CONTAINING LINKS TO 1280 STORIES FROM THE NETWORKS' NIGHTLY NEWSCASTS
     COMMENTS: Hitchcock, it Ain’t

When the FAA published statistics on the number of collisions between birds and jetliner engines, both ABC's Lisa Stark and CBS' Jim Axelrod quoted the questionable claim that there are more birds in the United States now than there were 20 years ago. During those two decades, Axelrod reported, the incidence of bird strikes has "more than quadrupled." He added that "quieter airplane engines do not scare them away like they used to."

I asked Jonathan Alderfer, chief consultant at National Geographic's bird program. "I certainly would not make the broad generalization that the bird population in the country as a whole is growing," he warned. He granted that it is probably true that airports have more Canada geese, starlings and city pigeons--correct name "rock doves"--than they used to have. Canada geese no longer migrate and they like the grass around runways.

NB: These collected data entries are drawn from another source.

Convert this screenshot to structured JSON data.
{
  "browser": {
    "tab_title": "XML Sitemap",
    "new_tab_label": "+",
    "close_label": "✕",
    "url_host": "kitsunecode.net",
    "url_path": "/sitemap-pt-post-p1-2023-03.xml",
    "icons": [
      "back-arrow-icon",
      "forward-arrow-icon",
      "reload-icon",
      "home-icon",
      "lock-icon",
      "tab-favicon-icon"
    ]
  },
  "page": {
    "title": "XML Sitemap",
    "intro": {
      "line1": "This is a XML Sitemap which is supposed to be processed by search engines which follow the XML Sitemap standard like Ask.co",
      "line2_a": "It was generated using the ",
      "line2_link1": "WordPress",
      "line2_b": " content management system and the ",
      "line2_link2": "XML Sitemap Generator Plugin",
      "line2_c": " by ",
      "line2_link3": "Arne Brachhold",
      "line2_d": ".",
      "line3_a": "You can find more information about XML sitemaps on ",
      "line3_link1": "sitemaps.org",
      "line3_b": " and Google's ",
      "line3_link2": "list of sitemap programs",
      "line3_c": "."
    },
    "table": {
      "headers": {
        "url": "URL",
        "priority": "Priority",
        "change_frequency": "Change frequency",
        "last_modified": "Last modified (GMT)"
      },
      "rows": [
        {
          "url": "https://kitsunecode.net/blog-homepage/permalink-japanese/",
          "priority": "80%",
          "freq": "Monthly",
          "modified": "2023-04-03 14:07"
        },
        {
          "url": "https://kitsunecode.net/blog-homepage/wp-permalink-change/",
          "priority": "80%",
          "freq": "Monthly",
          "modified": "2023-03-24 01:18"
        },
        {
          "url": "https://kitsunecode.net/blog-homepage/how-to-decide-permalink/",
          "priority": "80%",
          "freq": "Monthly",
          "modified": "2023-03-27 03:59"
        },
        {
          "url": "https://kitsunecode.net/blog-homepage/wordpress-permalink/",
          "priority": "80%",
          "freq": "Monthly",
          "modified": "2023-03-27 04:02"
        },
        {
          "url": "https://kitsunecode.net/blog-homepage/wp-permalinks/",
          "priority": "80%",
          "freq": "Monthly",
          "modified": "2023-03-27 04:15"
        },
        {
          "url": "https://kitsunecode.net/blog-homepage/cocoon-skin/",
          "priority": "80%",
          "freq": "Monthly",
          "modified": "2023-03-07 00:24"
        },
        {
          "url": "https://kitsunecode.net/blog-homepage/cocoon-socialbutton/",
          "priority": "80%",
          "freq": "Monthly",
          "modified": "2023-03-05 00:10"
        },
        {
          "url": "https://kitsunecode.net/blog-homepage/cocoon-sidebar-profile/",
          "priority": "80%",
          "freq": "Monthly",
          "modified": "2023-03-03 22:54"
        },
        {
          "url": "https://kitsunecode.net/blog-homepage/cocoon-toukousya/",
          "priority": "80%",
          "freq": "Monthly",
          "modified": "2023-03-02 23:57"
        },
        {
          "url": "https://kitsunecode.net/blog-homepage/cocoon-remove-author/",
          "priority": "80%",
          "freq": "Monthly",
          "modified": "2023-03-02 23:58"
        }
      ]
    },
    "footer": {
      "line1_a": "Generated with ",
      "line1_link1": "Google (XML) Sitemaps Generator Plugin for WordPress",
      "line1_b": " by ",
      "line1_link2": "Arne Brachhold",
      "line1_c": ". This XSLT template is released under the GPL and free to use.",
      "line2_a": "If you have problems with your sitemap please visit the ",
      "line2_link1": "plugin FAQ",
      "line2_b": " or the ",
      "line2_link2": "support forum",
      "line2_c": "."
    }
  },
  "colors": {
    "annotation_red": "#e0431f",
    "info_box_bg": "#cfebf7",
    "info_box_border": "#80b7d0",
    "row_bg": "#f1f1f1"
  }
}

Anyway, the reason Axelrod and Stark were assigned to report on the collisions was not because of the bird population but to relive that much-celebrated crash landing of USAirlines Flight 1549 in the Hudson River after geese were sucked into its engines. "The majority of bird strikes do not result in near catastrophe," ABC's Stark reassured us. That did not stop CBS anchor Katie Couric using the hair-raising introduction "a very real danger in the skies" before citing the completely calm statistic that such collisions have resulted in 11 deaths in 19 years.